The Commission opened a formal investigation into the matter in February 2007 but subsequently suggested to the two parties that they try to find a "mutually acceptable solution" to their dispute. According to the terms of the settlement agreement that the parties have now reached, Boehringer has agreed to remove the alleged blocking positions for Europe and also to grant a licence for two countries outside Europe. This lifts the obstacles to the launch of Almirall's products. The Commission confirmed that the settlement agreement was the "most efficient and speedy way to ensure that consumers will be able to benefit from Almriall's product" and has closed the case.

News of an end to the Boehringer case came on the same day that the Commission published the results of its second monitoring exercise of patent settlements in the pharmaceutical sector (see VBB on Competition Law, Volume 2011, No. 2). The results of this exercise have revealed a "continuing decline" in the number of such agreements that raise EU competition law concerns.

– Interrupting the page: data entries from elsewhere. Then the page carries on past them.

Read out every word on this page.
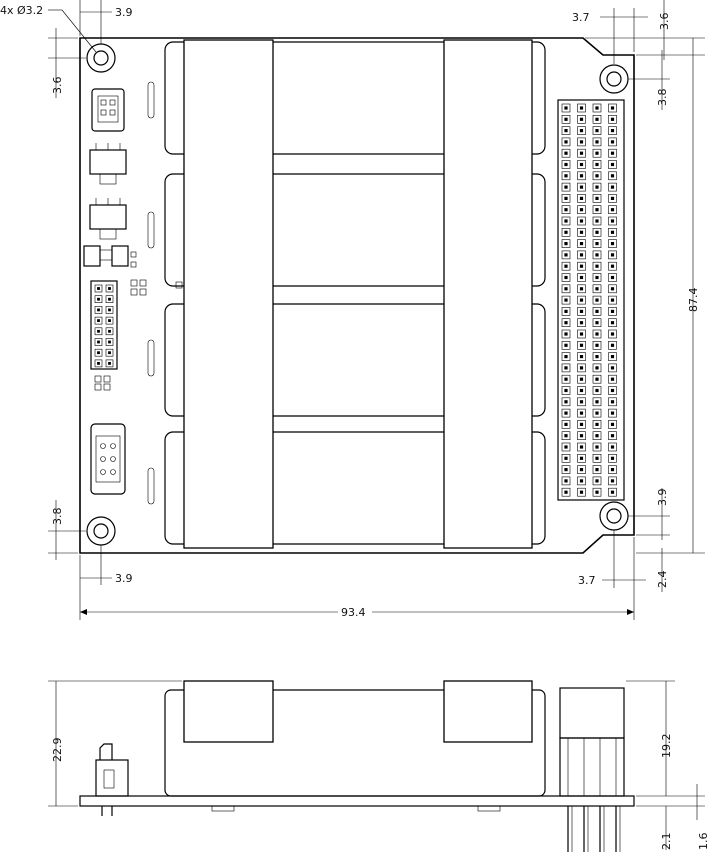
4x Ø3.2	3.9
3.6
3.7	3.6
3.8
87.4
3.9
3.8
3.9	3.7	2.4
93.4
22.9	19.2
2.1 1.6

Problematic patent settlement agreements are typically those where an originator company pays to delay entry of a generic drug. The aim of the Commission's monitoring exercise was to better understand the use of patent settlements in the EU and to help identify those that might need further scrutiny. The second monitoring exercise has identified 89 patent settlement agreements between originator and generic companies in 2010. This compares with 207 such agreements during the eight year period covered by the inquiry into the pharmaceutical sector concluded in July 2009 (see VBB on Competition Law, Volume 2009, No. 7). The results of the earlier sector inquiry had revealed that almost one in every four patent settlements between originator pharmaceutical companies and generic manufacturers was potentially problematic from an antitrust perspective. In the latest review, in contrast, only 3% of the 89 settlements raised possible issues.

The monitoring exercise will be repeated by the Commission in 2012.